The Boston Globe’s Bob Ryan catches a lot of grief, occasionally deserved, and sometimes not. And on other times, he’s uncommonly sensible while his peers are in hysterics, particularly where “the sanctity of the record book,” is concerned

I love baseball more than any other sport or human entertainment activity, and part of the fun for the serious fan is discussion and analysis of the famous numbers. If 4,256, 4,191, 2,632, 2,130, 511, 755, 714, and 56 mean nothing to you, then I submit you are not a serious fan.But revering the numbers helps perpetuate the myth that baseball is timeless. It is not. The framework of the game is, but the inner workings are not. We’ve got to be grown-up about this. As much as we love to compare the numbers in the hope of pretending that baseball is baseball is baseball, it is not.

The games being played all over the country today will look very much like the games that were played 30, 50, or 100 years ago, but they will not be played with the same equipment, or under the same conditions, or even with the same mind-set.

What about that dead ball?
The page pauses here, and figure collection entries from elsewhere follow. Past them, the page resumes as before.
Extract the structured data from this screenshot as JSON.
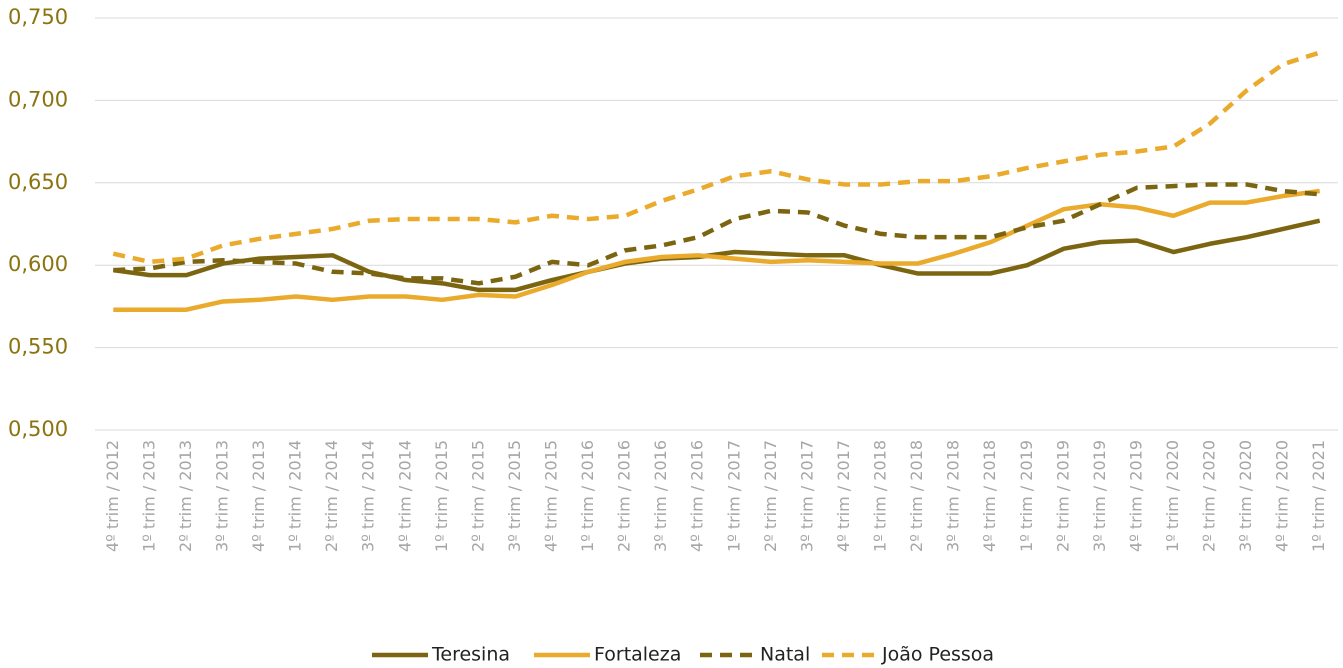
{
  "chart_data": {
    "type": "line",
    "categories": [
      "4º trim / 2012",
      "1º trim / 2013",
      "2º trim / 2013",
      "3º trim / 2013",
      "4º trim / 2013",
      "1º trim / 2014",
      "2º trim / 2014",
      "3º trim / 2014",
      "4º trim / 2014",
      "1º trim / 2015",
      "2º trim / 2015",
      "3º trim / 2015",
      "4º trim / 2015",
      "1º trim / 2016",
      "2º trim / 2016",
      "3º trim / 2016",
      "4º trim / 2016",
      "1º trim / 2017",
      "2º trim / 2017",
      "3º trim / 2017",
      "4º trim / 2017",
      "1º trim / 2018",
      "2º trim / 2018",
      "3º trim / 2018",
      "4º trim / 2018",
      "1º trim / 2019",
      "2º trim / 2019",
      "3º trim / 2019",
      "4º trim / 2019",
      "1º trim / 2020",
      "2º trim / 2020",
      "3º trim / 2020",
      "4º trim / 2020",
      "1º trim / 2021"
    ],
    "series": [
      {
        "name": "Teresina",
        "color": "#7b6511",
        "dash": false,
        "values": [
          0.597,
          0.594,
          0.594,
          0.601,
          0.604,
          0.605,
          0.606,
          0.596,
          0.591,
          0.589,
          0.585,
          0.585,
          0.591,
          0.596,
          0.601,
          0.604,
          0.605,
          0.608,
          0.607,
          0.606,
          0.606,
          0.6,
          0.595,
          0.595,
          0.595,
          0.6,
          0.61,
          0.614,
          0.615,
          0.608,
          0.613,
          0.617,
          0.622,
          0.627
        ]
      },
      {
        "name": "Fortaleza",
        "color": "#eaaa2c",
        "dash": false,
        "values": [
          0.573,
          0.573,
          0.573,
          0.578,
          0.579,
          0.581,
          0.579,
          0.581,
          0.581,
          0.579,
          0.582,
          0.581,
          0.588,
          0.596,
          0.602,
          0.605,
          0.606,
          0.604,
          0.602,
          0.603,
          0.602,
          0.601,
          0.601,
          0.607,
          0.614,
          0.624,
          0.634,
          0.637,
          0.635,
          0.63,
          0.638,
          0.638,
          0.642,
          0.645
        ]
      },
      {
        "name": "Natal",
        "color": "#7b6511",
        "dash": true,
        "values": [
          0.597,
          0.598,
          0.602,
          0.603,
          0.602,
          0.601,
          0.596,
          0.595,
          0.592,
          0.592,
          0.589,
          0.593,
          0.602,
          0.6,
          0.609,
          0.612,
          0.617,
          0.628,
          0.633,
          0.632,
          0.624,
          0.619,
          0.617,
          0.617,
          0.617,
          0.623,
          0.627,
          0.637,
          0.647,
          0.648,
          0.649,
          0.649,
          0.645,
          0.643
        ]
      },
      {
        "name": "João Pessoa",
        "color": "#eaaa2c",
        "dash": true,
        "values": [
          0.607,
          0.602,
          0.604,
          0.612,
          0.616,
          0.619,
          0.622,
          0.627,
          0.628,
          0.628,
          0.628,
          0.626,
          0.63,
          0.628,
          0.63,
          0.639,
          0.646,
          0.654,
          0.657,
          0.652,
          0.649,
          0.649,
          0.651,
          0.651,
          0.654,
          0.659,
          0.663,
          0.667,
          0.669,
          0.672,
          0.686,
          0.706,
          0.722,
          0.729
        ]
      }
    ],
    "ylim": [
      0.5,
      0.75
    ],
    "yticks": [
      {
        "value": 0.5,
        "label": "0,500"
      },
      {
        "value": 0.55,
        "label": "0,550"
      },
      {
        "value": 0.6,
        "label": "0,600"
      },
      {
        "value": 0.65,
        "label": "0,650"
      },
      {
        "value": 0.7,
        "label": "0,700"
      },
      {
        "value": 0.75,
        "label": "0,750"
      }
    ],
    "grid": true,
    "legend": "bottom"
  }
}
How many more home runs would Ruth have hit in 1916, 1917, 1918, and 1919 were he hitting the same ball he was swinging at in 1920, when he increased his own record from 29 to 54 in the first year of the so-called lively ball? And we won’t even get into the pitching business. Were the Babe a full-time outfielder from Day 1, would he have hit 20 more homers? 50? More? No one knows. What we do know is that when you add these mythical homers to the 714 he did hit, Aaron would be No. 2.

Oops, but wait a minute. There were many great pitchers out there the Babe never had to face, people of color being barred from the big leagues. I have a feeling Satchel Paige would have whiffed the Bambino every now and then. So multiply that one a few times over.

Where were we? Did I mention the 296 feet and very low fence in Yankee Stadium, a.k.a. The House That Ruth Built? Or did I mention that Ruth’s home field from 1920-22 was the Polo Grounds, which was 257 feet to right (before sloping off dramatically)? And did you know that in the ’20s, a ball that bounced into the stands was ruled a home run, not a ground rule double? Does anyone know how that affected Ruth’s total? The answer is no.

I could give a thousand examples. Batting records, pitching records, and, perhaps most of all, fielding records must be viewed in the proper context.

So let Barry do whatever it is he’s going to do. Babe Ruth hit 714 home runs in his times, under his conditions, both personal and general. The same goes for Hank Aaron and his 755. The circumstances have not been created equal. Barry Bonds will hold the record for home runs in his time, period.